The probability of the hashes of any given pair of keys colliding is just 1 in 2n, i.e., 1 in 228 or 1 out of 268 million. The reason it increases so fast to 50%, as the number of keys grows, is known as the Birthday Paradox or birthday problem. 50% is of course far too scary; with 28 bits, if we want the overall probability to be below 0.1%, we should keep the number of objects below about 1230. By going to 32 bits (8 character abbrevations) we double this to about 2460, but that's still not very many objects.

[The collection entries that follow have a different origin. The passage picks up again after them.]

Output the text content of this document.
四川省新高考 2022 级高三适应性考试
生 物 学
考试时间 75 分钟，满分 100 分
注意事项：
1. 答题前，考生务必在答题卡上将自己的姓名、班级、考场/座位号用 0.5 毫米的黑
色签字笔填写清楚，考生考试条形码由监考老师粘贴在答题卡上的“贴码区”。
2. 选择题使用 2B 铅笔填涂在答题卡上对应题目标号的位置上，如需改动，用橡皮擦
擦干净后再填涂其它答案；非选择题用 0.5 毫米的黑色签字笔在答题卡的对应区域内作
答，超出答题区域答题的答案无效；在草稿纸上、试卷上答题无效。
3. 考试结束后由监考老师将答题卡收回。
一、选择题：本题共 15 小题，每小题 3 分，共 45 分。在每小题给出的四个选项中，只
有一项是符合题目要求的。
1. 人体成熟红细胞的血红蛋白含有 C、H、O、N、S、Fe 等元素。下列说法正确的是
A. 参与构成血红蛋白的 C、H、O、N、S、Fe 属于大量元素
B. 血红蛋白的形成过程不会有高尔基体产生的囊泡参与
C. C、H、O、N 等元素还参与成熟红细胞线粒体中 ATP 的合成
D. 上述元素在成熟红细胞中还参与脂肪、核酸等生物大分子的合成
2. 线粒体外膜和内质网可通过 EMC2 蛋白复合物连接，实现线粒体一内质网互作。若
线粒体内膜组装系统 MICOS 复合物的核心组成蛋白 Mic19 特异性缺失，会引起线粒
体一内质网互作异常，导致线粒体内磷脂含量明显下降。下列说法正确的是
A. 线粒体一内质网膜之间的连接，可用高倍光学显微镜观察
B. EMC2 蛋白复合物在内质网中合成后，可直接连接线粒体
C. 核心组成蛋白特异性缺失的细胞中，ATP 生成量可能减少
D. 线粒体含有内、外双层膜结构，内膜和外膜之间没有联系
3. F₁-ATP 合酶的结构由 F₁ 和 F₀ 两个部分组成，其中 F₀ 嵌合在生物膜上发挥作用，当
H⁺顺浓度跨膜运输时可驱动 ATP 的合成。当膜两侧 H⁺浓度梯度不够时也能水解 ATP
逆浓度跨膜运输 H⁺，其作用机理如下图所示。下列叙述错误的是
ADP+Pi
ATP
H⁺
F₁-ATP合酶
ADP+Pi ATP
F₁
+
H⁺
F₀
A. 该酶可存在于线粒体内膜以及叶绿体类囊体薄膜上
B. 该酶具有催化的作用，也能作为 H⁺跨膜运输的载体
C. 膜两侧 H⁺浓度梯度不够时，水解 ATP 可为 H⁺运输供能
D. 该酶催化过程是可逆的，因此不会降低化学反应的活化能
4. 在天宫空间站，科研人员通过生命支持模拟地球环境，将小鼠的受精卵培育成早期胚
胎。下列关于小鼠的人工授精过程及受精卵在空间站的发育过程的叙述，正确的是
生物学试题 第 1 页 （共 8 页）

By the time you have 16k objects in your store, you probably should use at least 10 hexadecimal digits, giving 240 possible hash values and a p-bar value of about .99987794... (about .019% chance of collisions). Nine hex digits gives only 236 hash values, producing a p-bar of .99804890... or 0.19% chance of collision, which I think is too high.
如果您可以将不明确匹配的代码限制为仅提交或仅提交式,在 Git 中意味着提交或带注释的标签——内置的默认设置运行得很好。 (事实上,Git 在很多情况下都会这样做。)但是,至少在我看来,Git 用于计算“正确”缩写长度的内部代码也太随意了。“松散的”,因为它在结果哈希可能用于识别的上下文中使用 50% 碰撞概率平方根技巧any object.
(正如评论中指出的,内部Git 始终使用完整的哈希值。它仅在非 Git / Git 接口上,例如,git log <hash>
or git show <hash>
面向用户的命令,您可以输入缩写的哈希值,或要求缩写的输出哈希值。这里 Git 将默认使用 50% 碰撞概率数字来计算要显示的字符数,首先估计数据库中的对象数量。如果您提供哈希值,you选择供应量。如果您要求 Git 提供它,您仍然可以选择多少,使用--abbrev=number
。请注意,绝对最小值为 4:git log abc
不会治疗abc
作为哈希 ID,但是git log abcd
会治疗abcd
作为哈希 ID 的缩写。还有一个非常古老的默认值,即 7 个字符,来自 Git 1.7 左右的时代。)